Single-Payer Is Not the Devil’s Healthcare

by Robert A. Duke

What  does “single-payer healthcare really mean?

Some say it is the future of healthcare, or the solution to reforming the existing healthcare monstrosity America has conjured into existence.

I recently learned it was both and neither! Single-payer is not what I thought it was, and maybe not what you thought, either.

“Single-payer” is commonly used and understood as a universal payer for all and everything, but that’s not accurate. In fact, we already have single-payer healthcare, defined as many one-payer entities across many regions.

Presently, we have only one nationwide single-payer, and that is Medicare. Medicaid is a single-payer across states for an economic category of patients. In many rural areas with limited populations there are a variety of single-payers functioning where there are too few patients to support more than one payer. In some areas there are none.
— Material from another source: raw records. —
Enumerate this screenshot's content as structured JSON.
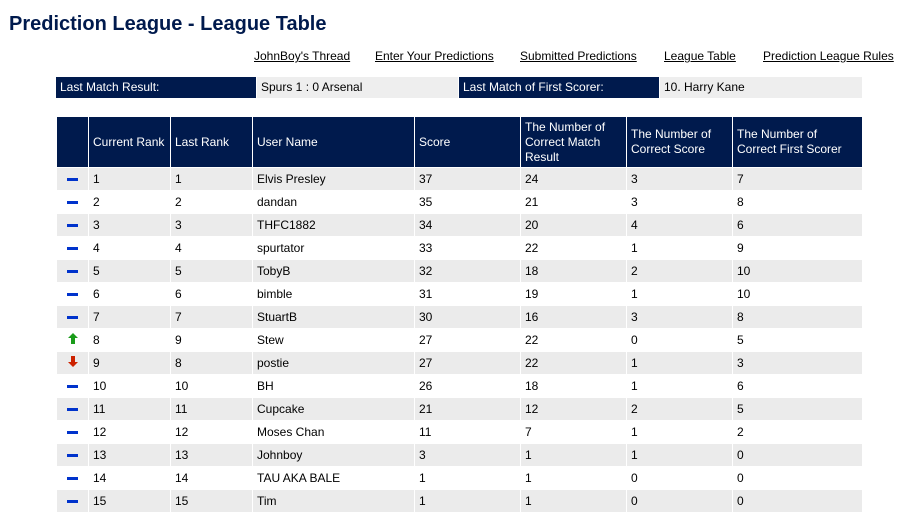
{
  "page": {
    "title": "Prediction League - League Table"
  },
  "nav": [
    {
      "label": "JohnBoy's Thread"
    },
    {
      "label": "Enter Your Predictions"
    },
    {
      "label": "Submitted Predictions"
    },
    {
      "label": "League Table"
    },
    {
      "label": "Prediction League Rules"
    }
  ],
  "info": {
    "last_match_label": "Last Match Result:",
    "last_match_value": "Spurs 1 : 0 Arsenal",
    "first_scorer_label": "Last Match of First Scorer:",
    "first_scorer_value": "10. Harry Kane"
  },
  "colors": {
    "header_bg": "#001a4d",
    "row_alt_bg": "#ebebeb",
    "steady": "#0033cc",
    "up": "#1a9c1a",
    "down": "#cc2200"
  },
  "table": {
    "headers": {
      "current_rank": "Current Rank",
      "last_rank": "Last Rank",
      "user_name": "User Name",
      "score": "Score",
      "correct_result": "The Number of Correct Match Result",
      "correct_score": "The Number of Correct Score",
      "correct_scorer": "The Number of Correct First Scorer"
    },
    "rows": [
      {
        "movement": "steady-icon",
        "current": "1",
        "last": "1",
        "user": "Elvis Presley",
        "score": "37",
        "result": "24",
        "correct_score": "3",
        "scorer": "7"
      },
      {
        "movement": "steady-icon",
        "current": "2",
        "last": "2",
        "user": "dandan",
        "score": "35",
        "result": "21",
        "correct_score": "3",
        "scorer": "8"
      },
      {
        "movement": "steady-icon",
        "current": "3",
        "last": "3",
        "user": "THFC1882",
        "score": "34",
        "result": "20",
        "correct_score": "4",
        "scorer": "6"
      },
      {
        "movement": "steady-icon",
        "current": "4",
        "last": "4",
        "user": "spurtator",
        "score": "33",
        "result": "22",
        "correct_score": "1",
        "scorer": "9"
      },
      {
        "movement": "steady-icon",
        "current": "5",
        "last": "5",
        "user": "TobyB",
        "score": "32",
        "result": "18",
        "correct_score": "2",
        "scorer": "10"
      },
      {
        "movement": "steady-icon",
        "current": "6",
        "last": "6",
        "user": "bimble",
        "score": "31",
        "result": "19",
        "correct_score": "1",
        "scorer": "10"
      },
      {
        "movement": "steady-icon",
        "current": "7",
        "last": "7",
        "user": "StuartB",
        "score": "30",
        "result": "16",
        "correct_score": "3",
        "scorer": "8"
      },
      {
        "movement": "up-arrow-icon",
        "current": "8",
        "last": "9",
        "user": "Stew",
        "score": "27",
        "result": "22",
        "correct_score": "0",
        "scorer": "5"
      },
      {
        "movement": "down-arrow-icon",
        "current": "9",
        "last": "8",
        "user": "postie",
        "score": "27",
        "result": "22",
        "correct_score": "1",
        "scorer": "3"
      },
      {
        "movement": "steady-icon",
        "current": "10",
        "last": "10",
        "user": "BH",
        "score": "26",
        "result": "18",
        "correct_score": "1",
        "scorer": "6"
      },
      {
        "movement": "steady-icon",
        "current": "11",
        "last": "11",
        "user": "Cupcake",
        "score": "21",
        "result": "12",
        "correct_score": "2",
        "scorer": "5"
      },
      {
        "movement": "steady-icon",
        "current": "12",
        "last": "12",
        "user": "Moses Chan",
        "score": "11",
        "result": "7",
        "correct_score": "1",
        "scorer": "2"
      },
      {
        "movement": "steady-icon",
        "current": "13",
        "last": "13",
        "user": "Johnboy",
        "score": "3",
        "result": "1",
        "correct_score": "1",
        "scorer": "0"
      },
      {
        "movement": "steady-icon",
        "current": "14",
        "last": "14",
        "user": "TAU AKA BALE",
        "score": "1",
        "result": "1",
        "correct_score": "0",
        "scorer": "0"
      },
      {
        "movement": "steady-icon",
        "current": "15",
        "last": "15",
        "user": "Tim",
        "score": "1",
        "result": "1",
        "correct_score": "0",
        "scorer": "0"
      }
    ]
  }
}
Single-payer works and has been working for a long time. The concept of single-payer is not a threat to American healthcare, as we know it, and is not the ultimate solution to American healthcare reform. Nor is it some sort of socialist scheme to destroy our ability to choose our healthcare providers.

How Do I Know This?
Unable to find any MD, RN or other provider willing to talk to me at Bellingham’s Family Care Network (FCN), PeaceHealth or St. Joseph Hospital, I attended Portland’s 2017 Oregon State of Reform Health Policy Conference to hear what problems and solutions concern regional healthcare providers and politicians.

I learned that in urban areas healthcare providers must deal with up 30 payers for the patients they serve, which imposes a costly and complicated problem for medical practices.

Many doctors and other healthcare providers, and patients like me yearn for single-payer solutions to the complexities of healthcare administration. All the problems of widely adopting single-payer healthcare have not been solved, but it is a powerful and proven solution that deserves serious consideration rather than closed mind rejection.